Hunt earned a master’s degree in wildlife biology, one of only four women in her class, and in 1991 brought her first Karelian from Finland. “Even as a tiny puppy, Cassie loved bossing bears around,” Hunt says. “She showed me the idea of bear-shepherding could work.”

Carrie starts a dog with basic obedience training, teaches it to track, then puts it on a team with more experienced dogs.

Hunt’s program—the only one in the United States—has a nearly 100 percent success rate; with only two bears, out of dozens she’s worked with, failing to learn their lessons. One had to be put down; the other was moved to a wildlife refuge. Over the last four years, Hunt has worked with bears in Yosemite, Yellowstone, and Glacier National parks. For the last two years, she has concentrated on the Flathead River area in northern Montana and Alberta, Canada. “The old method of relocating bears hasn’t worked,” she says, referring to the once-common practice of sedating, and then physically moving bears out of an area. “They almost always come back, and they have to be put down.”

Tim Manley, of Montana’s Fish Wildlife and Parks Department and one of Hunt’s fellow bear managers, talks about a pair of grizzly cubs that began sleeping on porches and loitering on the streets of Whitefish, Mont., (pop. 5,793). The furry delinquents apparently were ready to step up to big-time marauding of garbage cans and such—which could have placed people in danger. “They seemed hopeless,” Manley says. “But we worked them, and we haven’t seen them since. From all indications, they’re still alive and not causing problems.”

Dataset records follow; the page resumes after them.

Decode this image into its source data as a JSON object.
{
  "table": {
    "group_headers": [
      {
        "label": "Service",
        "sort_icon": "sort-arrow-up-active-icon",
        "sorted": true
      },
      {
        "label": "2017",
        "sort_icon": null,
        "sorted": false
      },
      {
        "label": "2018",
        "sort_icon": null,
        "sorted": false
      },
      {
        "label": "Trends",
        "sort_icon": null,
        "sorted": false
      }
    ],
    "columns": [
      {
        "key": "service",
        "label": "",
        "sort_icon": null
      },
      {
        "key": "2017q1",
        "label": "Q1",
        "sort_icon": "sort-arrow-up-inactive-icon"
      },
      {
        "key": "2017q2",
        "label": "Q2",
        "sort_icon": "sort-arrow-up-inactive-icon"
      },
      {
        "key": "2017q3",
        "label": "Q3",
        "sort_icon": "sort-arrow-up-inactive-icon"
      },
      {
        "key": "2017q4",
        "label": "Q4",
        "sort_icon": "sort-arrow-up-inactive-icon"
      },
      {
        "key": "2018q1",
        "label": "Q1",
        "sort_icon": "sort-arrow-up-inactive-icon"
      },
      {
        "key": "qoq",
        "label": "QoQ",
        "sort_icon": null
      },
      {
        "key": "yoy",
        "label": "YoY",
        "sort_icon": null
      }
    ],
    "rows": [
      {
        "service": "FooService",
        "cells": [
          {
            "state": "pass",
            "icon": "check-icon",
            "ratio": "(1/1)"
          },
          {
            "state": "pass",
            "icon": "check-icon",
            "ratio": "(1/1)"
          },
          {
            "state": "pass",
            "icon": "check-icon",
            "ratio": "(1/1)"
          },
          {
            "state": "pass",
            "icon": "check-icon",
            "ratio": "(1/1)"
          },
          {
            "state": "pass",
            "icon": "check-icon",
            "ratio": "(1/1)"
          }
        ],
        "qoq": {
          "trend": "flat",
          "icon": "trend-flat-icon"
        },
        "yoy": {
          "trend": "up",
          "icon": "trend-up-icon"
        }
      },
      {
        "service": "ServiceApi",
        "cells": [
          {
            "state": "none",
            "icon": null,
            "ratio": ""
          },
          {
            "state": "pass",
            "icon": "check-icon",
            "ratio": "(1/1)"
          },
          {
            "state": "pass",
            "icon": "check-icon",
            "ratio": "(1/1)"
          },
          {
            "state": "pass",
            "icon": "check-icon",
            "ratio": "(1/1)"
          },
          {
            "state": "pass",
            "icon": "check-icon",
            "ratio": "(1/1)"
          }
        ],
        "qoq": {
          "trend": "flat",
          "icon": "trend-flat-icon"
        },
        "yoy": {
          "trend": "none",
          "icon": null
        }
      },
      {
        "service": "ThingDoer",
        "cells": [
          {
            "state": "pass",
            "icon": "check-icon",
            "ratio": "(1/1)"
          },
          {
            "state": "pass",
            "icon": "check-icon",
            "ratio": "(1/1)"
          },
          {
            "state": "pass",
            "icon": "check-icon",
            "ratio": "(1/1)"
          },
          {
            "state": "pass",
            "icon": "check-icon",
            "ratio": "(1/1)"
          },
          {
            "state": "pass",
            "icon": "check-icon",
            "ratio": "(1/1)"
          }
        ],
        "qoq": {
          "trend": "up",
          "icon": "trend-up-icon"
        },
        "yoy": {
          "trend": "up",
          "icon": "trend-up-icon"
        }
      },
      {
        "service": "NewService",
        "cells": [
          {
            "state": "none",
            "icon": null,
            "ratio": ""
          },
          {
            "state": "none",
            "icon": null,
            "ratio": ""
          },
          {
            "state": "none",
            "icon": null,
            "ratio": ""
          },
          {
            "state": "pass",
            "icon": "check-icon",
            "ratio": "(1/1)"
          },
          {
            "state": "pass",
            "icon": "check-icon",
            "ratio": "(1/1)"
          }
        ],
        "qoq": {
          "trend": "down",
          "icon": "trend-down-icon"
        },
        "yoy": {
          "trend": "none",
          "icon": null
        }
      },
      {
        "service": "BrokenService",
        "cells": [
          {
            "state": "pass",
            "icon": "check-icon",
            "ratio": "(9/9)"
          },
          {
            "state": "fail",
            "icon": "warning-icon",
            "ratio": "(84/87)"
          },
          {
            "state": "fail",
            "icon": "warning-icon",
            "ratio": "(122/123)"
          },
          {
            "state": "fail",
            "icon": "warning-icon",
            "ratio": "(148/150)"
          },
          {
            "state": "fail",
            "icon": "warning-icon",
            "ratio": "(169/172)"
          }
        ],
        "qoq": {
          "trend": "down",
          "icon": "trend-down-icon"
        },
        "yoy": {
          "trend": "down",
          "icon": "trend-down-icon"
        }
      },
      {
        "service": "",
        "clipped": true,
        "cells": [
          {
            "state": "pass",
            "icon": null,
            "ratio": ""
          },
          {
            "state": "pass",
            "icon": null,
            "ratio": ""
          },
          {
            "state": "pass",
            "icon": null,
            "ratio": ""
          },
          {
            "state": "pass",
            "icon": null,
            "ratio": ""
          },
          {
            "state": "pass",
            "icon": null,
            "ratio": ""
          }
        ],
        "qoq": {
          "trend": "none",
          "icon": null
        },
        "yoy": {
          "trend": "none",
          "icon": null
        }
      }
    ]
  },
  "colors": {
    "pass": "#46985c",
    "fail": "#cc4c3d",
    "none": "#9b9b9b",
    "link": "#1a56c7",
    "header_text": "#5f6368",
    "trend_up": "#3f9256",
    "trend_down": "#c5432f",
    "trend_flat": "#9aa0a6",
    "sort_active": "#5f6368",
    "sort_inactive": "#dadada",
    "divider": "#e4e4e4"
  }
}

In the field, Hunt, Manley, and two other bear managers restrain four dogs on 7-foot leashes, and one person shoots the bear with rubber bullets, which sting but don’t injure. “We’re teaching these bears that we’re the dominant bear, and this is our space,” Hunt says.

Outside of bear season when the bruins are most active, which is May to November, she trains 19 Karelians at the Wind River Bear Institute in Heber City and speaks to school children about the dangers of leaving bird feeders, animal carcasses, and garbage cans where bears can get to them. Subsisting for years on donations, she was delighted last year when the Montana Department of Fish, Wildlife and Parks agreed to help fund her program. Spence Hegstad, foundation liaison for Montana FWP, shakes his head when asked about Hunt.

“It’s amazing. Here’s this little five-foot-something gal with these smallish dogs, standing up to grizzlies. But her work is changing the world.”

Chris McGonigle has been freelance writing for national magazines for 14 years.